Locally Employed Staff and Mission Hierarchy

How embassies recruit, manage, and rely on Locally Employed Staff — the legal framework, compensation rules, security limits, and duty-of-care obligations.

The Two-Tier Workforce

Every diplomatic mission operates on a dual personnel structure recognized by the Vienna Convention on Diplomatic Relations (VCDR) of 18 April 1961. Article 1 distinguishes between "members of the staff of the mission" who are nationals of the sending State and those recruited in the receiving State — the latter universally referred to as Locally Employed (LE) Staff, Locally Engaged Staff (LES), Foreign Service Nationals (FSNs, the U.S. Department of State term until 2007), or, in current State Department usage, Locally Employed (LE) Staff under 3 FAM 7120. The British FCDO uses "Country-Based Staff" (CBS); the German Auswärtiges Amt uses "Ortskräfte."

LE Staff typically constitute 60–75 percent of a mission's headcount.
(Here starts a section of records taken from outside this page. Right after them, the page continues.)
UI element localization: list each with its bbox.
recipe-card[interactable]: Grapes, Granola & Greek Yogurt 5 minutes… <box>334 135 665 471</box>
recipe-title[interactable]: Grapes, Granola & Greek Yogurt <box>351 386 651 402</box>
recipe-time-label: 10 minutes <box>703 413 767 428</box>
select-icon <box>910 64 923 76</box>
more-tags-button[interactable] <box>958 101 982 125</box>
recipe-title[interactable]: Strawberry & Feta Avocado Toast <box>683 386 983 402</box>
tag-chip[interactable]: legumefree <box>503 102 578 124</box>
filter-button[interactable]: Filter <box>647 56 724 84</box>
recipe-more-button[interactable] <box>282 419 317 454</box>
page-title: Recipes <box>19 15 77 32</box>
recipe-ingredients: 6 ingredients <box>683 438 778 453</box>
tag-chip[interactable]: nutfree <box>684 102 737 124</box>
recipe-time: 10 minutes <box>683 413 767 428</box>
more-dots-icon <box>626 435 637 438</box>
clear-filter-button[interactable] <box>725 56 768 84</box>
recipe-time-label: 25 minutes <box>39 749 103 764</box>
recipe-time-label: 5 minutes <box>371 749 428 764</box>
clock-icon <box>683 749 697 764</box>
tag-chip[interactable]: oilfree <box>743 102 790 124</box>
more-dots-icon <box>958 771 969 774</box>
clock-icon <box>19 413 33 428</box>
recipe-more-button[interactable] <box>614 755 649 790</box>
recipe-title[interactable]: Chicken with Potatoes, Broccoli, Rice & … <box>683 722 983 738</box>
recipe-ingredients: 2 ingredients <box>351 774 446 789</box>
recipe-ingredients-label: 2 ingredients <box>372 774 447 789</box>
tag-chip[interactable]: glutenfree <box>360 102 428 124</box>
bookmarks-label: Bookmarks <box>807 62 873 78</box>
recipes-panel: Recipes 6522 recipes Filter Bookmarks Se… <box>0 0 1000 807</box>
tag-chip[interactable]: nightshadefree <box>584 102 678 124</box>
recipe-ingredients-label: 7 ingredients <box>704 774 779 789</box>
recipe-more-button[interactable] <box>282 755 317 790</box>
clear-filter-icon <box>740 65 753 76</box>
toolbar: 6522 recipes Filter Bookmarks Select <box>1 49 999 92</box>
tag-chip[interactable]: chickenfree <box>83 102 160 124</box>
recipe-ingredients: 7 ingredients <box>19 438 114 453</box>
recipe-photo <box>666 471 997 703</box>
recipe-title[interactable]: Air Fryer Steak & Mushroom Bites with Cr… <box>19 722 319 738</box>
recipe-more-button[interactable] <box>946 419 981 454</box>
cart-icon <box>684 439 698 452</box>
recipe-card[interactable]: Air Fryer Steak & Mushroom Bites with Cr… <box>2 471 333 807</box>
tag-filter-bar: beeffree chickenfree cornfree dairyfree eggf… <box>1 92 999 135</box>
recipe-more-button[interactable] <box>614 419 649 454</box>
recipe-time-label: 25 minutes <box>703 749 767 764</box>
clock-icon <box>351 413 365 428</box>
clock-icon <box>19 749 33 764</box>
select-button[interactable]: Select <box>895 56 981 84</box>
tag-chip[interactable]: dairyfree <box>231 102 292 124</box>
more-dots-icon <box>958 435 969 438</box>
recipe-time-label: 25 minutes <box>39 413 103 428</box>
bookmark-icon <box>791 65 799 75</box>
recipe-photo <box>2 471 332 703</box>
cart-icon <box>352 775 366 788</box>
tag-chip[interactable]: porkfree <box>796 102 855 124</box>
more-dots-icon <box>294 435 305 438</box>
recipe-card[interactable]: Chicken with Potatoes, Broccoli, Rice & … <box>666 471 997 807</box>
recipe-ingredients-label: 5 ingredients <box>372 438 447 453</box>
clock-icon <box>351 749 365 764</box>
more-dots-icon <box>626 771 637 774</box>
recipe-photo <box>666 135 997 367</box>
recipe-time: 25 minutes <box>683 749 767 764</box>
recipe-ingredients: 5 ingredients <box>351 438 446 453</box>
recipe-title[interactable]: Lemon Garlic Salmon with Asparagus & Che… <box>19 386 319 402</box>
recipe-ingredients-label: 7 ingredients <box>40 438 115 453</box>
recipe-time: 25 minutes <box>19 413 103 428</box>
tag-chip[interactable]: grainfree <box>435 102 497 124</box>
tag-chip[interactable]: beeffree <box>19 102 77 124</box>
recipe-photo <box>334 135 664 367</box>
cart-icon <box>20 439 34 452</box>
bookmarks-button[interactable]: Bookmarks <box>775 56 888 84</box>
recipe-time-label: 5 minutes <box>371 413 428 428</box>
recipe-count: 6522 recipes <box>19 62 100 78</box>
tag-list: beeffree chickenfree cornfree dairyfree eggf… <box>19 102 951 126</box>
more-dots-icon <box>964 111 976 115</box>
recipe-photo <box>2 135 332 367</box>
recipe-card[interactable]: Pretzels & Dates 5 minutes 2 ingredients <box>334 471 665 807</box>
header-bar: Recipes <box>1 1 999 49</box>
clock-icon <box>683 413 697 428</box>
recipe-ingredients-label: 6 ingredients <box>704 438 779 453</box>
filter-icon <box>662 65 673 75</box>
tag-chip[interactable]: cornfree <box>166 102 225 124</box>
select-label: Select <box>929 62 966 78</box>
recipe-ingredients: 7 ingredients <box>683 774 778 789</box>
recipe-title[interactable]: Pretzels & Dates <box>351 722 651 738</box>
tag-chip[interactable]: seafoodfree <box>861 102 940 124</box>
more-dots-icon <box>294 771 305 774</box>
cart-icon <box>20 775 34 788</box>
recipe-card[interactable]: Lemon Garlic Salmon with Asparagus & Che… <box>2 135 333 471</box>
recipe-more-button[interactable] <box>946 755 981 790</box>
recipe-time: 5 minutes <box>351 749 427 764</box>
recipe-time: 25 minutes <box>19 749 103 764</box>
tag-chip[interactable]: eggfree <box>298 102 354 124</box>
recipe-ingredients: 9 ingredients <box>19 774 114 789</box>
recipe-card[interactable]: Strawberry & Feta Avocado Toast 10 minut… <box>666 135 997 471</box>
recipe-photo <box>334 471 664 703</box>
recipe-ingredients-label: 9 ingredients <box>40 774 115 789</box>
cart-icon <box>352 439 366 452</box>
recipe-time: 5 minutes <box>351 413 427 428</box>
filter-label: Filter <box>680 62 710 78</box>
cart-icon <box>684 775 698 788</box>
The U.S. Department of State employed approximately 49,000 LE Staff worldwide as of FY2023, against roughly 13,900 Foreign Service generalists and specialists. At large posts such as Embassy New Delhi or Embassy Mexico City, LE numbers exceed 2,000. They run consular intake, political contact networks, commercial reporting, motor pool, GSO procurement, residential maintenance, medical units, and information resource centers. Without them, a mission cannot function for 72 hours.

Hierarchy and Reporting Lines

The mission hierarchy, codified in the U.S. system under 2 FAM 113 and the equivalent FCDO Country-Based Staff Handbook, descends from the Chief of Mission (COM) — Ambassador or Chargé d'Affaires under VCDR Article 14 — through the Deputy Chief of Mission (DCM), to Section Heads (Political, Economic, Consular, Management, Public Diplomacy, plus Defense Attaché and law-enforcement attachés), to American Officer supervisors of subordinate units, and finally to LE Staff arrayed in graded positions. The State Department uses the Local Compensation Plan (LCP), authorized under 22 U.S.C. § 3968, which establishes prevailing-wage surveys position-by-position in each country. Each LE position carries a Position Classification (FSN-1 through FSN-12, or the parallel FP system for those converted under the 1996 Cohen-era reforms).

Reporting authority is unambiguous: every LE employee reports to an American supervisor, who in turn reports up the section chain. Performance is documented annually on the Employee Performance Report (EPR), distinct from the Foreign Service Employee Evaluation Report (EER). Grievances proceed under 3 FAM 4540 and, ultimately, to the Foreign Service Grievance Board only for matters within its jurisdiction; most LE disputes are resolved through the post's Human Resources Officer and, where applicable, host-country labor law.

The Privileges Gap

LE Staff who are nationals or permanent residents of the receiving State enjoy only the narrow immunity granted by VCDR Article 38(2) and Article 37(3) — immunity from jurisdiction "in respect of official acts performed in the exercise of their functions." They pay local income tax, are subject to local labor law, social security contributions, and criminal jurisdiction for any non-official act. Their salaries are set by the LCP wage survey conducted under Department of State Standardized Regulations (DSSR) Section 250, not by the GS or Foreign Service schedules.

This structural asymmetry creates the central management challenge of any embassy: LE Staff hold the institutional memory — many serve 20 to 40 years at a single post — while American officers rotate on two- or three-year tours under 3 FAM 2440. The Political Counselor who arrives in Cairo in August knows less about Egyptian parliamentary factions on day one than the FSN-10 Political Specialist who has briefed eleven predecessors. Tradecraft requires acknowledging this inversion of formal hierarchy and informal expertise.